Location
- 80 Brockley St Wodonga, Victoria, 3690 Australia 36°07′34″S 146°52′49″E﻿ / ﻿36.12611°S 146.88028°E

Information
- Type: State, secondary, co-ed
- Motto: Every student, every opportunity, success for all
- Established: 2005–2006
- Acting Principal: Vern Hilditch
- Years offered: 10–12
- Colours: Blue and black

= Wodonga Senior Secondary College =

Wodonga Senior Secondary College is a public school in Wodonga, Victoria. It was formed in 2005–2006 when the three public schools in Wodonga – Wodonga High School, Wodonga West Secondary College, and Mitchell Secondary College – merged and pooled resources, as part of a plan to address long-term population growth in the area.

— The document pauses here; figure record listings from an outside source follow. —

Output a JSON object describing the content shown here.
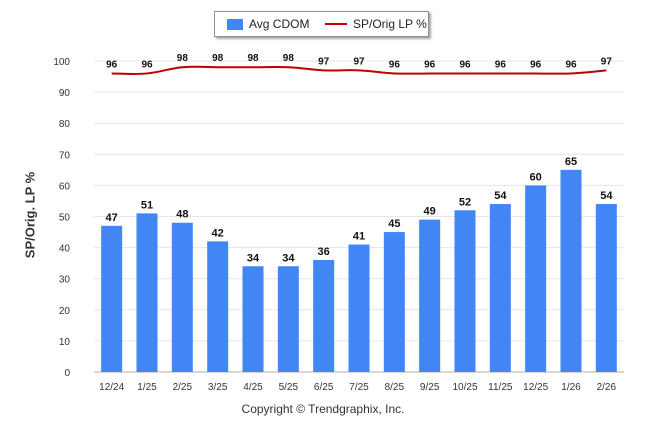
{
  "legend": {
    "bar_label": "Avg CDOM",
    "line_label": "SP/Orig LP %"
  },
  "colors": {
    "bar": "#4285f4",
    "line": "#c00000",
    "grid": "#e6e6e6"
  },
  "ylabel": "SP/Orig. LP %",
  "copyright": "Copyright © Trendgraphix, Inc.",
  "chart_data": {
    "type": "bar",
    "categories": [
      "12/24",
      "1/25",
      "2/25",
      "3/25",
      "4/25",
      "5/25",
      "6/25",
      "7/25",
      "8/25",
      "9/25",
      "10/25",
      "11/25",
      "12/25",
      "1/26",
      "2/26"
    ],
    "series": [
      {
        "name": "Avg CDOM",
        "type": "bar",
        "values": [
          47,
          51,
          48,
          42,
          34,
          34,
          36,
          41,
          45,
          49,
          52,
          54,
          60,
          65,
          54
        ]
      },
      {
        "name": "SP/Orig LP %",
        "type": "line",
        "values": [
          96,
          96,
          98,
          98,
          98,
          98,
          97,
          97,
          96,
          96,
          96,
          96,
          96,
          96,
          97
        ]
      }
    ],
    "yticks": [
      0,
      10,
      20,
      30,
      40,
      50,
      60,
      70,
      80,
      90,
      100
    ],
    "ylim": [
      0,
      100
    ],
    "ylabel": "SP/Orig. LP %",
    "legend_position": "top-center",
    "grid": true
  }
}
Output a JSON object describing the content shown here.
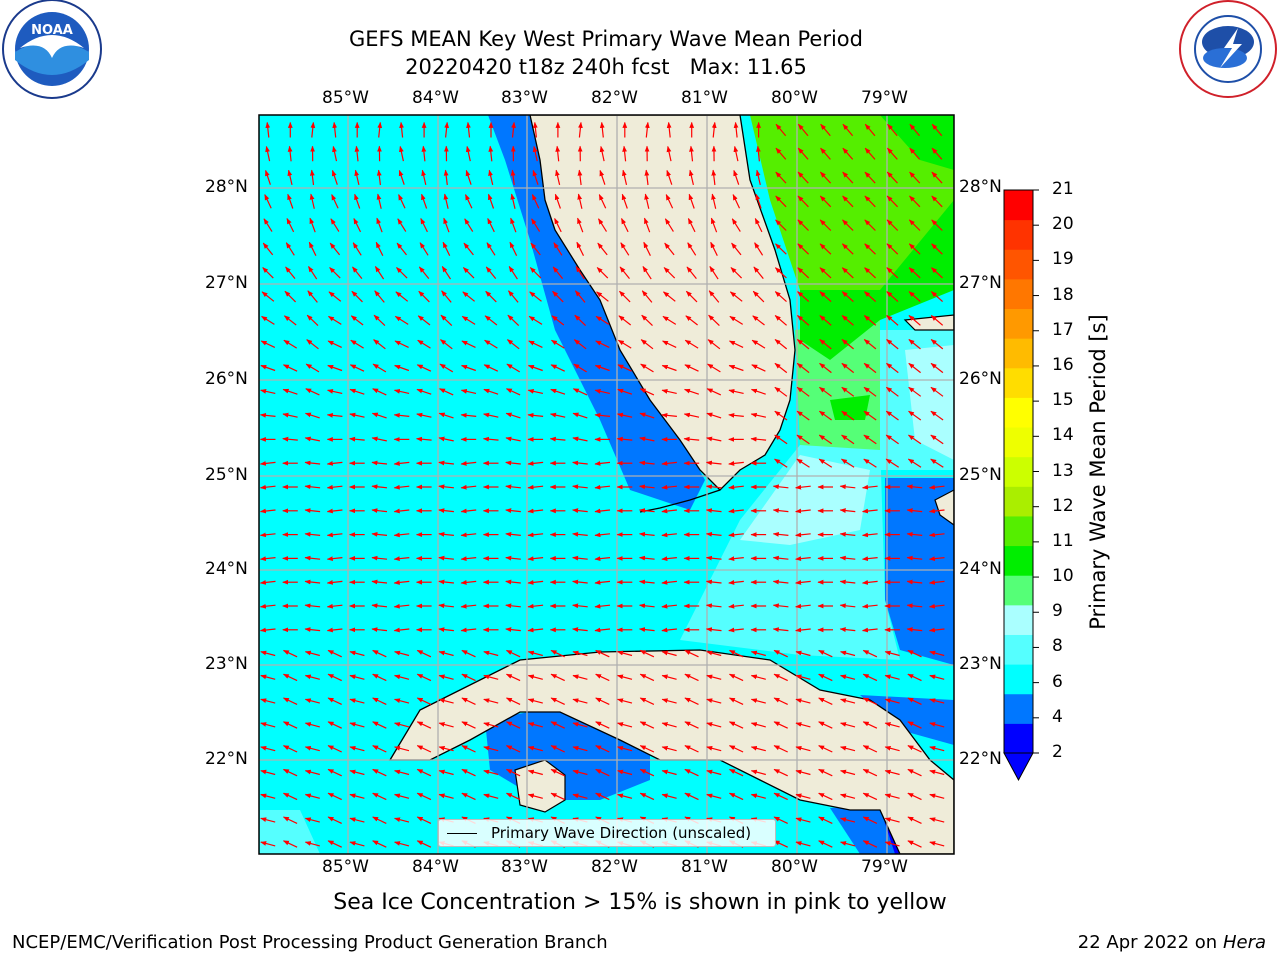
{
  "header": {
    "title_line1": "GEFS MEAN Key West Primary Wave Mean Period",
    "title_line2": "20220420 t18z 240h fcst   Max: 11.65"
  },
  "logos": {
    "left": "NOAA",
    "left_ring": "NATIONAL OCEANIC AND ATMOSPHERIC ADMINISTRATION · U.S. DEPARTMENT OF COMMERCE",
    "right_ring": "NATIONAL WEATHER SERVICE"
  },
  "map": {
    "lon_labels": [
      "85°W",
      "84°W",
      "83°W",
      "82°W",
      "81°W",
      "80°W",
      "79°W"
    ],
    "lat_labels": [
      "28°N",
      "27°N",
      "26°N",
      "25°N",
      "24°N",
      "23°N",
      "22°N"
    ],
    "legend_label": "Primary Wave Direction (unscaled)",
    "land_color": "#efecd9",
    "arrow_color": "#ff0000"
  },
  "colorbar": {
    "label": "Primary Wave Mean Period [s]",
    "ticks": [
      "2",
      "4",
      "6",
      "8",
      "9",
      "10",
      "11",
      "12",
      "13",
      "14",
      "15",
      "16",
      "17",
      "18",
      "19",
      "20",
      "21"
    ],
    "colors": [
      "#0000ff",
      "#0077ff",
      "#00ffff",
      "#55ffff",
      "#aaffff",
      "#55ff77",
      "#00ee00",
      "#55ee00",
      "#aaee00",
      "#ccff00",
      "#eeff00",
      "#ffff00",
      "#ffdd00",
      "#ffbb00",
      "#ff9900",
      "#ff7700",
      "#ff5500",
      "#ff3300",
      "#ff0000"
    ]
  },
  "notes": {
    "ice": "Sea Ice Concentration > 15% is shown in pink to yellow"
  },
  "footer": {
    "left": "NCEP/EMC/Verification Post Processing Product Generation Branch",
    "date": "22 Apr 2022 on ",
    "machine": "Hera"
  }
}
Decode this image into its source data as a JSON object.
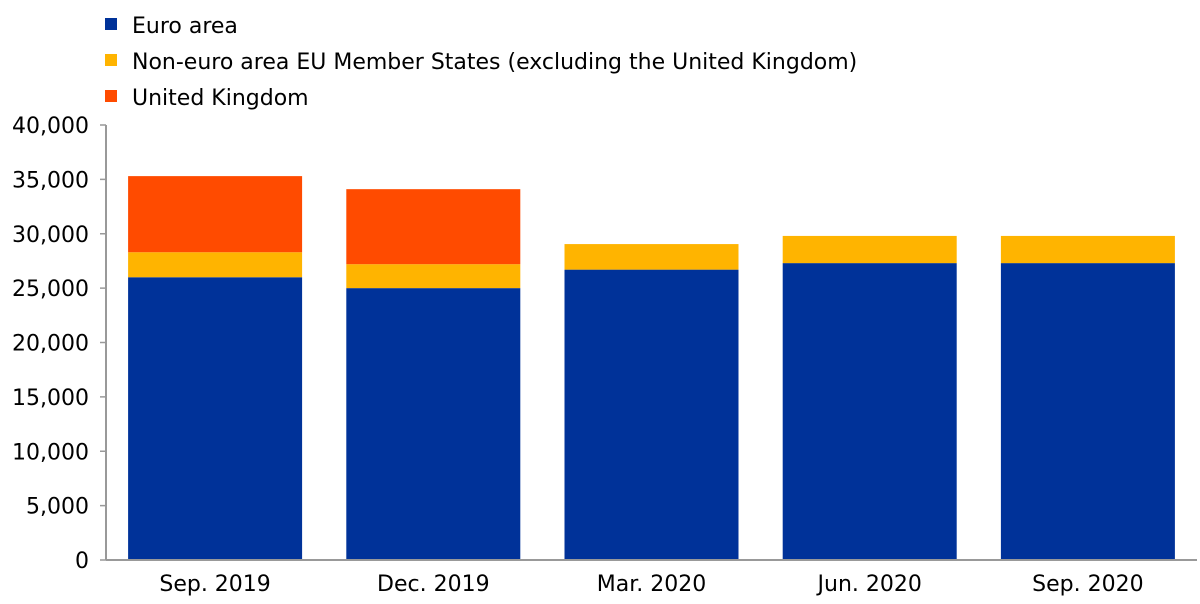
{
  "chart_data": {
    "type": "bar",
    "stacked": true,
    "title": "",
    "xlabel": "",
    "ylabel": "",
    "ylim": [
      0,
      40000
    ],
    "yticks": [
      0,
      5000,
      10000,
      15000,
      20000,
      25000,
      30000,
      35000,
      40000
    ],
    "ytick_labels": [
      "0",
      "5,000",
      "10,000",
      "15,000",
      "20,000",
      "25,000",
      "30,000",
      "35,000",
      "40,000"
    ],
    "grid": false,
    "legend_position": "top-left",
    "categories": [
      "Sep. 2019",
      "Dec. 2019",
      "Mar. 2020",
      "Jun. 2020",
      "Sep. 2020"
    ],
    "series": [
      {
        "name": "Euro area",
        "color": "#003299",
        "values": [
          26000,
          25000,
          26700,
          27300,
          27300
        ]
      },
      {
        "name": "Non-euro area EU Member States (excluding the United Kingdom)",
        "color": "#FFB400",
        "values": [
          2300,
          2200,
          2350,
          2500,
          2500
        ]
      },
      {
        "name": "United Kingdom",
        "color": "#FF4B00",
        "values": [
          7000,
          6900,
          0,
          0,
          0
        ]
      }
    ]
  }
}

The plan saw the restructure of the public schools in Wodonga, with the formation of Wodonga Middle Years College to specialise in the education of students in Years 7, 8 and 9, and Wodonga Senior Secondary College to specialise in the education of Years 10, 11 and 12. The two colleges are loosely associated.

Wodonga Senior Secondary College is based on the grounds and facilities of the former Wodonga High School. The new campus has many facilities, a new technology centre, arts wing and performing arts centre.